Wednesday, May 28, 2008

A Summer Without Racing

So with that first and last hurrah, my racing season is officially done for the year. I haven't gone a summer without racing since I was pregnant with my almost-9 year old. I've promised my hubby that we'll take this summer and focus on bike touring with the kids, gardening, building a front porch onto our house, and getting everything ready for our bike trip in Italy in the fall. It's not like I'm complaining or anything, but I'm not quite sure I'm going to know what to do with myself. It's one thing not to race when you're pregnant, big as a beachball and too uncomfortable to run ten paces, it's another thing altogether when you're feeling froggy and full of energy.

I definitely have no plans to stop swimming, biking, and running. But I've always used my races as a focal point for my training.
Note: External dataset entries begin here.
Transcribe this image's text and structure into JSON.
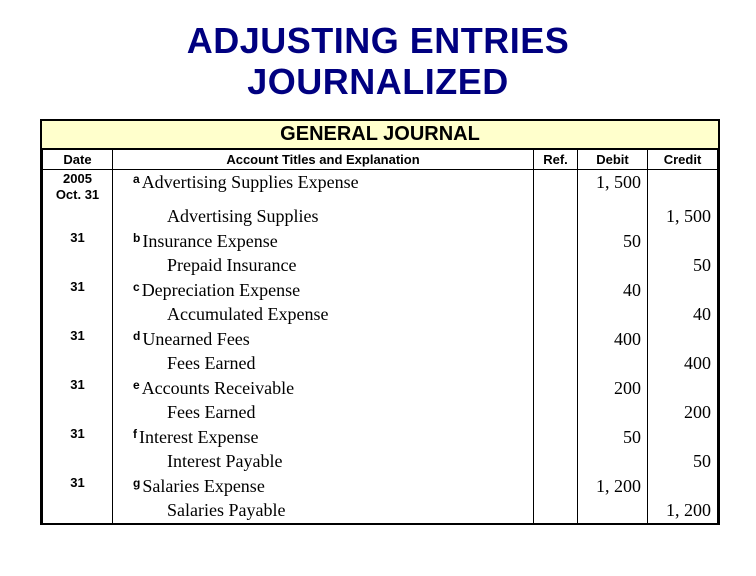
{
  "title_line1": "ADJUSTING ENTRIES",
  "title_line2": "JOURNALIZED",
  "journal_label": "GENERAL JOURNAL",
  "headers": {
    "date": "Date",
    "acct": "Account Titles and Explanation",
    "ref": "Ref.",
    "debit": "Debit",
    "credit": "Credit"
  },
  "year": "2005",
  "first_date": "Oct. 31",
  "sub_date": "31",
  "tags": {
    "a": "a",
    "b": "b",
    "c": "c",
    "d": "d",
    "e": "e",
    "f": "f",
    "g": "g"
  },
  "entries": {
    "a": {
      "debit_acct": "Advertising Supplies Expense",
      "credit_acct": "Advertising Supplies",
      "debit": "1, 500",
      "credit": "1, 500"
    },
    "b": {
      "debit_acct": "Insurance Expense",
      "credit_acct": "Prepaid Insurance",
      "debit": "50",
      "credit": "50"
    },
    "c": {
      "debit_acct": "Depreciation Expense",
      "credit_acct": "Accumulated Expense",
      "debit": "40",
      "credit": "40"
    },
    "d": {
      "debit_acct": "Unearned Fees",
      "credit_acct": "Fees Earned",
      "debit": "400",
      "credit": "400"
    },
    "e": {
      "debit_acct": "Accounts Receivable",
      "credit_acct": "Fees Earned",
      "debit": "200",
      "credit": "200"
    },
    "f": {
      "debit_acct": "Interest Expense",
      "credit_acct": "Interest Payable",
      "debit": "50",
      "credit": "50"
    },
    "g": {
      "debit_acct": "Salaries Expense",
      "credit_acct": "Salaries Payable",
      "debit": "1, 200",
      "credit": "1, 200"
    }
  },
  "colors": {
    "title": "#000080",
    "header_bg": "#ffffcc",
    "border": "#000000",
    "text": "#000000"
  }
}
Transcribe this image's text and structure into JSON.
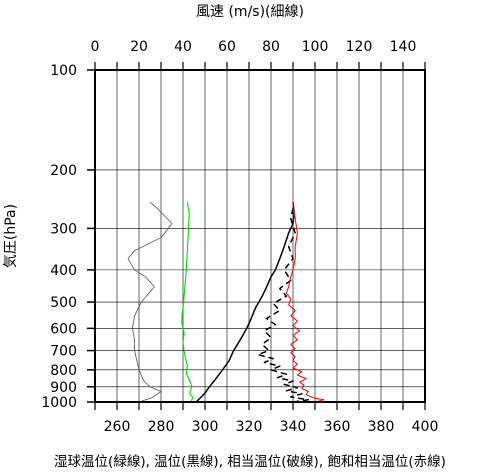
{
  "chart_data": {
    "type": "line",
    "title_top": "風速 (m/s)(細線)",
    "ylabel": "気圧(hPa)",
    "xlabel_bottom": "湿球温位(緑線), 温位(黒線), 相当温位(破線), 飽和相当温位(赤線)",
    "y_axis": {
      "scale": "log",
      "reversed": true,
      "ylim": [
        100,
        1000
      ],
      "tick_labels": [
        "100",
        "200",
        "300",
        "400",
        "500",
        "600",
        "700",
        "800",
        "900",
        "1000"
      ],
      "tick_values": [
        100,
        200,
        300,
        400,
        500,
        600,
        700,
        800,
        900,
        1000
      ]
    },
    "x_bottom": {
      "xlim": [
        250,
        400
      ],
      "tick_labels": [
        "260",
        "280",
        "300",
        "320",
        "340",
        "360",
        "380",
        "400"
      ],
      "tick_values": [
        260,
        280,
        300,
        320,
        340,
        360,
        380,
        400
      ],
      "minor_step": 10
    },
    "x_top": {
      "xlim": [
        0,
        150
      ],
      "tick_labels": [
        "0",
        "20",
        "40",
        "60",
        "80",
        "100",
        "120",
        "140"
      ],
      "tick_values": [
        0,
        20,
        40,
        60,
        80,
        100,
        120,
        140
      ]
    },
    "grid": true,
    "series": [
      {
        "key": "wind_speed",
        "axis": "top",
        "color": "#555555",
        "dash": "",
        "width": 0.8,
        "points": [
          [
            20,
            1000
          ],
          [
            26,
            970
          ],
          [
            30,
            930
          ],
          [
            25,
            900
          ],
          [
            22,
            860
          ],
          [
            20,
            800
          ],
          [
            19,
            750
          ],
          [
            18,
            700
          ],
          [
            18,
            650
          ],
          [
            17,
            600
          ],
          [
            18,
            550
          ],
          [
            21,
            500
          ],
          [
            27,
            450
          ],
          [
            23,
            420
          ],
          [
            18,
            400
          ],
          [
            15,
            370
          ],
          [
            18,
            350
          ],
          [
            30,
            320
          ],
          [
            35,
            290
          ],
          [
            28,
            260
          ],
          [
            25,
            250
          ]
        ]
      },
      {
        "key": "wet_bulb_potential_temperature",
        "axis": "bottom",
        "color": "#00dd00",
        "dash": "",
        "width": 1.1,
        "points": [
          [
            293.5,
            1000
          ],
          [
            294.5,
            970
          ],
          [
            293,
            940
          ],
          [
            294,
            900
          ],
          [
            293,
            860
          ],
          [
            291.5,
            820
          ],
          [
            292,
            780
          ],
          [
            291,
            730
          ],
          [
            290.5,
            700
          ],
          [
            290,
            660
          ],
          [
            290.5,
            620
          ],
          [
            289.5,
            580
          ],
          [
            289.5,
            550
          ],
          [
            290,
            520
          ],
          [
            290.5,
            480
          ],
          [
            291,
            440
          ],
          [
            291.5,
            400
          ],
          [
            292,
            350
          ],
          [
            292.5,
            300
          ],
          [
            292.8,
            270
          ],
          [
            292,
            250
          ]
        ]
      },
      {
        "key": "potential_temperature",
        "axis": "bottom",
        "color": "#000000",
        "dash": "",
        "width": 1.5,
        "points": [
          [
            296,
            1000
          ],
          [
            298,
            970
          ],
          [
            300,
            940
          ],
          [
            302,
            900
          ],
          [
            305,
            850
          ],
          [
            308,
            800
          ],
          [
            311,
            750
          ],
          [
            313,
            700
          ],
          [
            316,
            650
          ],
          [
            319,
            600
          ],
          [
            321,
            560
          ],
          [
            323,
            520
          ],
          [
            326,
            480
          ],
          [
            328,
            450
          ],
          [
            330,
            420
          ],
          [
            332,
            400
          ],
          [
            334,
            370
          ],
          [
            336,
            340
          ],
          [
            338,
            310
          ],
          [
            340,
            290
          ],
          [
            340.5,
            270
          ],
          [
            340,
            250
          ]
        ]
      },
      {
        "key": "equivalent_potential_temperature",
        "axis": "bottom",
        "color": "#000000",
        "dash": "6,4",
        "width": 1.5,
        "points": [
          [
            340,
            1000
          ],
          [
            347,
            985
          ],
          [
            339,
            965
          ],
          [
            344,
            945
          ],
          [
            337,
            925
          ],
          [
            342,
            905
          ],
          [
            336,
            885
          ],
          [
            340,
            865
          ],
          [
            333,
            845
          ],
          [
            337,
            825
          ],
          [
            330,
            800
          ],
          [
            334,
            780
          ],
          [
            327,
            760
          ],
          [
            331,
            740
          ],
          [
            324,
            720
          ],
          [
            329,
            700
          ],
          [
            326,
            670
          ],
          [
            330,
            640
          ],
          [
            327,
            610
          ],
          [
            332,
            585
          ],
          [
            328,
            560
          ],
          [
            334,
            530
          ],
          [
            331,
            505
          ],
          [
            337,
            480
          ],
          [
            334,
            455
          ],
          [
            339,
            430
          ],
          [
            336,
            400
          ],
          [
            340,
            370
          ],
          [
            338,
            340
          ],
          [
            341,
            310
          ],
          [
            339,
            280
          ],
          [
            340,
            260
          ]
        ]
      },
      {
        "key": "saturated_equivalent_potential_temperature",
        "axis": "bottom",
        "color": "#ff0000",
        "dash": "",
        "width": 1.0,
        "points": [
          [
            350,
            1000
          ],
          [
            354,
            985
          ],
          [
            349,
            970
          ],
          [
            346,
            950
          ],
          [
            347,
            930
          ],
          [
            344,
            910
          ],
          [
            345,
            890
          ],
          [
            343,
            870
          ],
          [
            346,
            850
          ],
          [
            342,
            830
          ],
          [
            344,
            810
          ],
          [
            340,
            790
          ],
          [
            342,
            770
          ],
          [
            340,
            750
          ],
          [
            341,
            730
          ],
          [
            339,
            710
          ],
          [
            341,
            690
          ],
          [
            339,
            670
          ],
          [
            342,
            650
          ],
          [
            340,
            630
          ],
          [
            343,
            610
          ],
          [
            340,
            590
          ],
          [
            342,
            570
          ],
          [
            339,
            550
          ],
          [
            341,
            530
          ],
          [
            338,
            510
          ],
          [
            339,
            490
          ],
          [
            337,
            470
          ],
          [
            338,
            450
          ],
          [
            339,
            420
          ],
          [
            340,
            400
          ],
          [
            341,
            370
          ],
          [
            341,
            340
          ],
          [
            342,
            310
          ],
          [
            341,
            280
          ],
          [
            340,
            260
          ],
          [
            340,
            250
          ]
        ]
      }
    ]
  }
}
I'm not the kind of person who can go to a gym and hit the treadmill and exercise just for some nebulous goal like "staying in shape" or "having a good body". Good health, good shape, and great fitness are all side-effects of the triathlon lifestyle in my book. Hubby has started running with a running group, which is great for Mr. Talkative, who really loves having the company out there on the road, but it's not my thing. Still, his group is doing one of those 200-mile relay thingies and I'm going to be on their team for that. Which means I'll have to at least keep enough running fitness to go three 6-mile legs in the altitude (it starts at 7,000 feet) and heat of August. And swimming is never a problem because I so love swimming outdoors in the summer. My parents had to drag me by both feet out of any body of water larger than a puddle when I was a kid and I haven't changed much since then. And of course, we'll be on the tandem bikes all summer. So I guess I can make it through.
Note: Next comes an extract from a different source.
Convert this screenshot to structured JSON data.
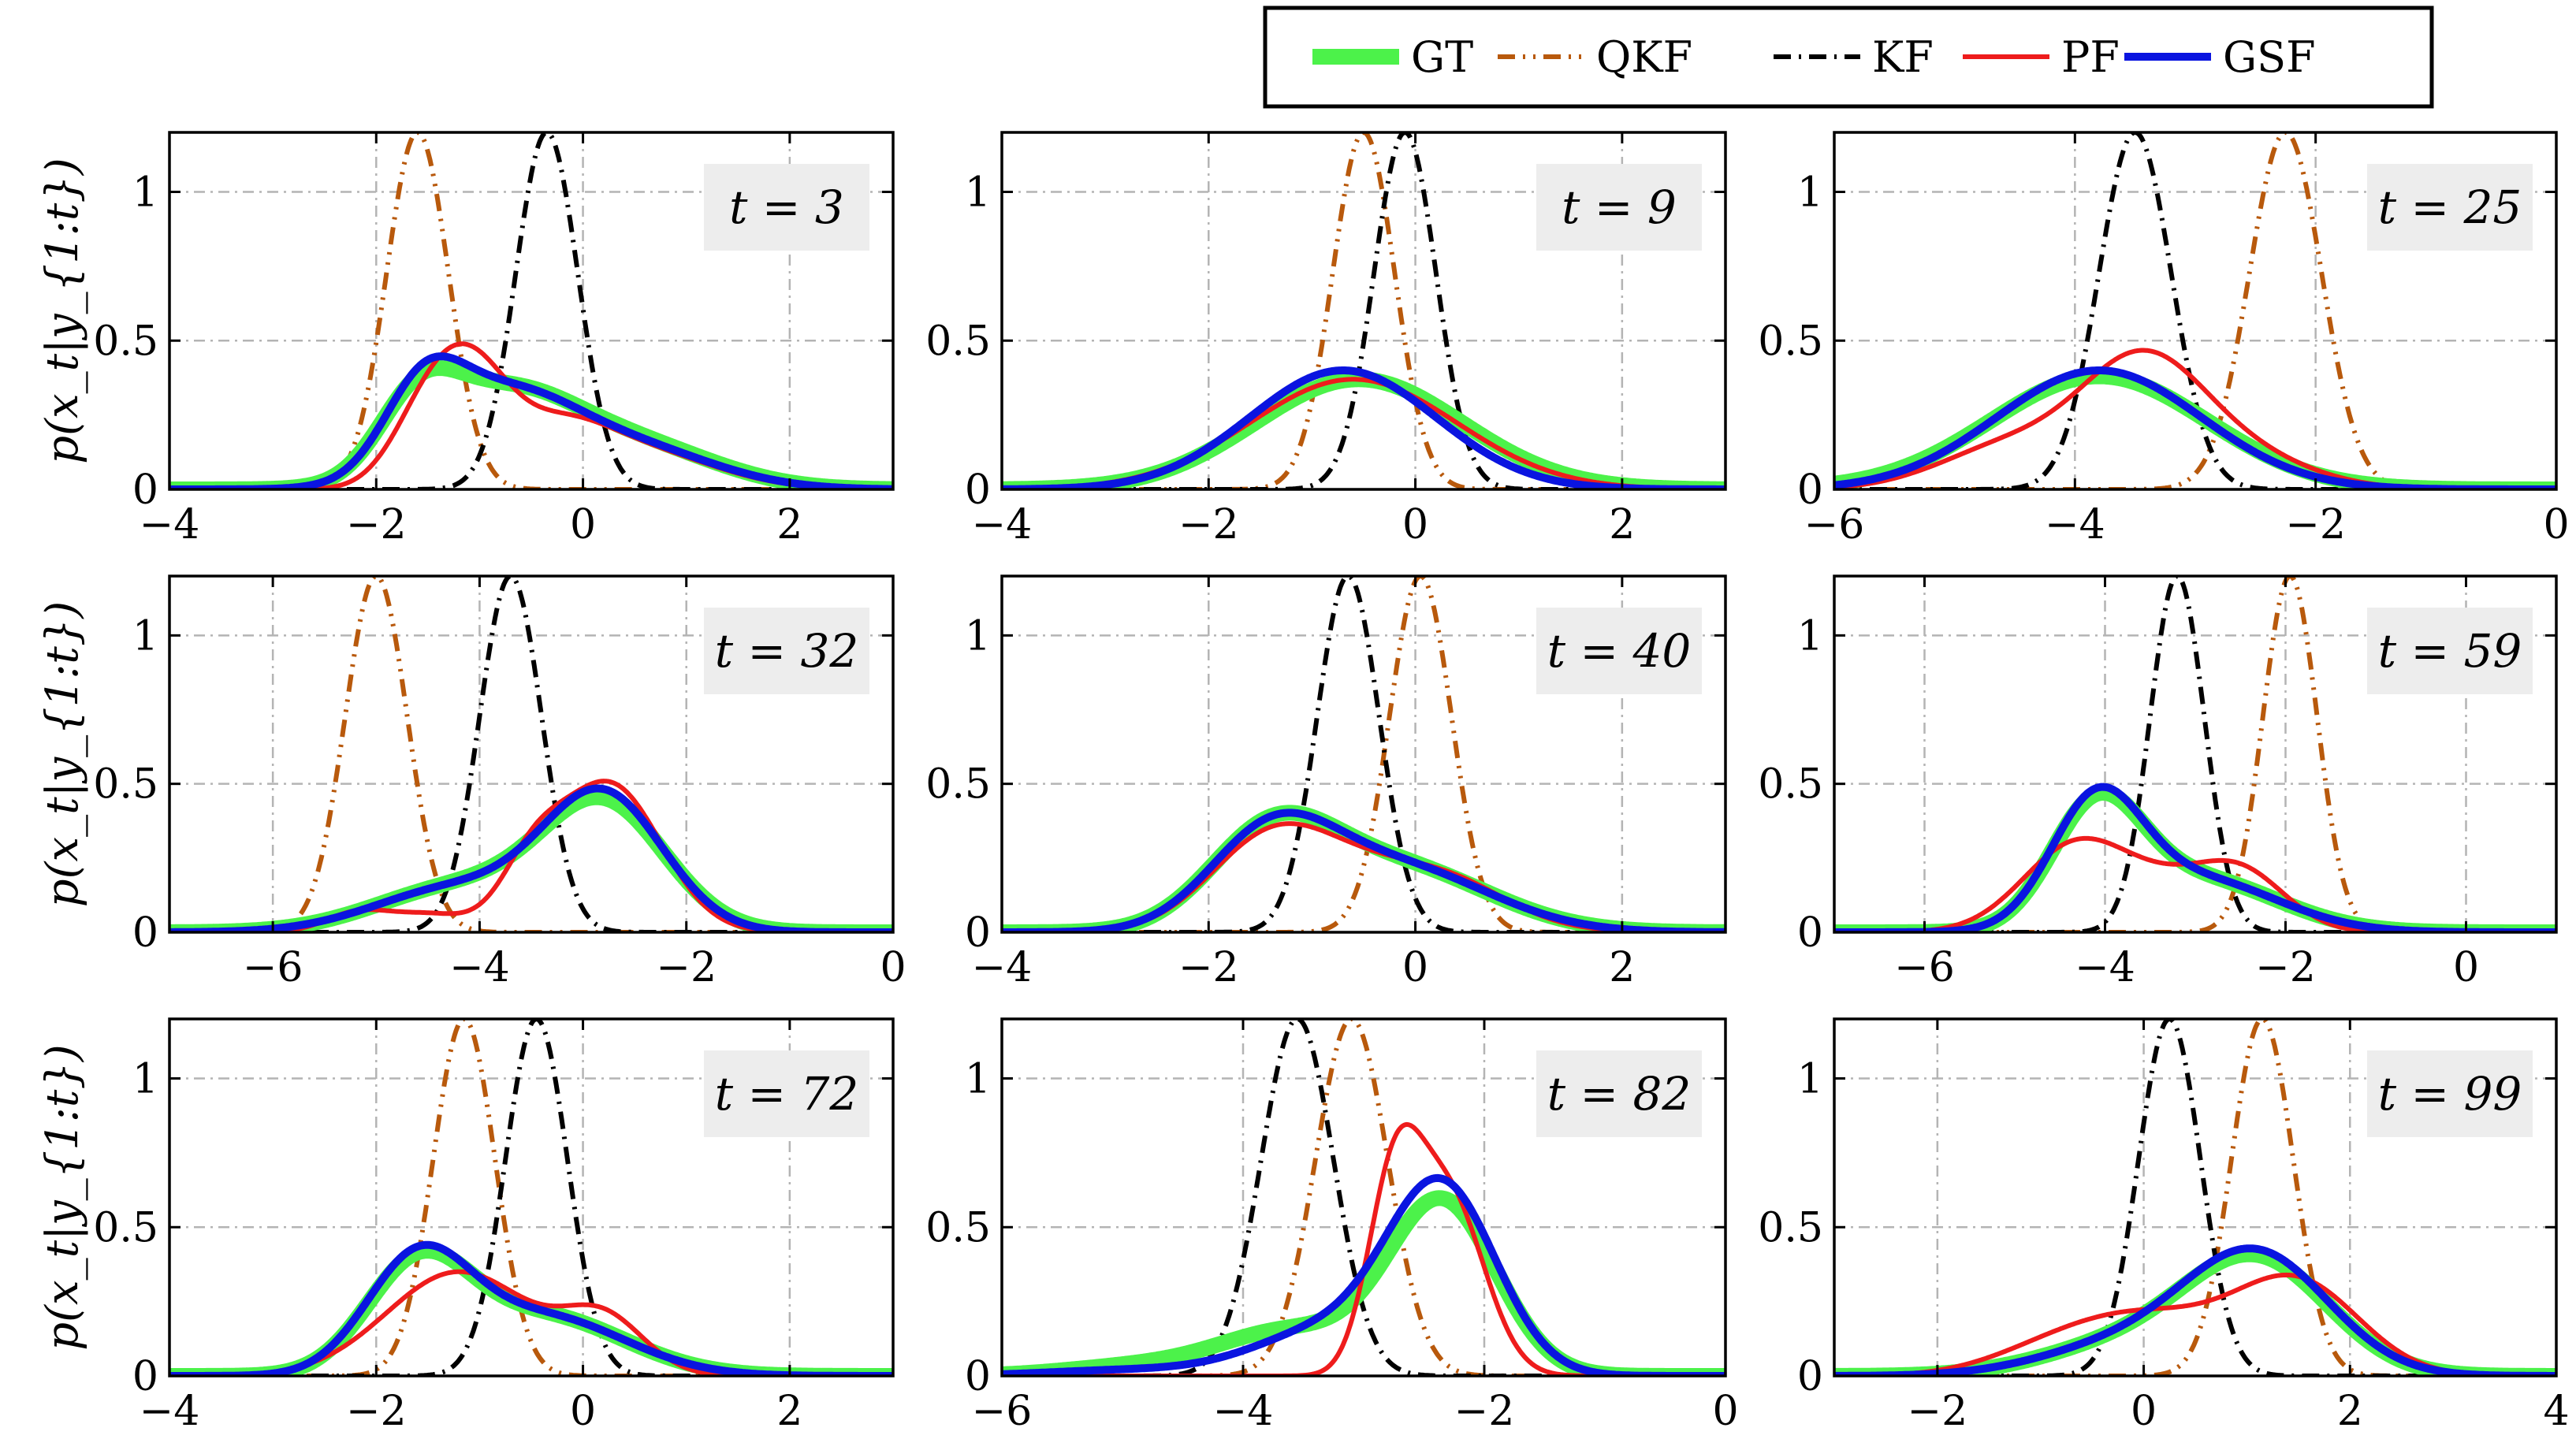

But you know, when I'm reading all of the triathlon blogs I love to follow, I'll be jealous of those race reports rolling in through the summer months. There's something so beautiful about testing your body out against a course and the other athletes out there. I don't know what it is, because there are many times when it doesn't feel all that terrific in the moment, and you're asking yourself why the heck you're not still in bed, but in the end I'm always grinning when I cross that finish line. I'll let you know how my withdrawals go...

1 comment:

Trihardist said...

Save it up.

Know what I mean?

Reading blogs and books and training plans or even just hanging out and watching other people train . . . don't you get this incredible urge to be out there, to be doing it? Of course you do. That's probably what you mean by feeling froggy.

So save it up for next season, or for the next race! Store it away, so that when your training in years to come gets really tough, you can draw deep on that feeling and remind yourself just how much you love it. Maybe it'll give you an extra boost sometime next year, or whenever it is that you get to race again!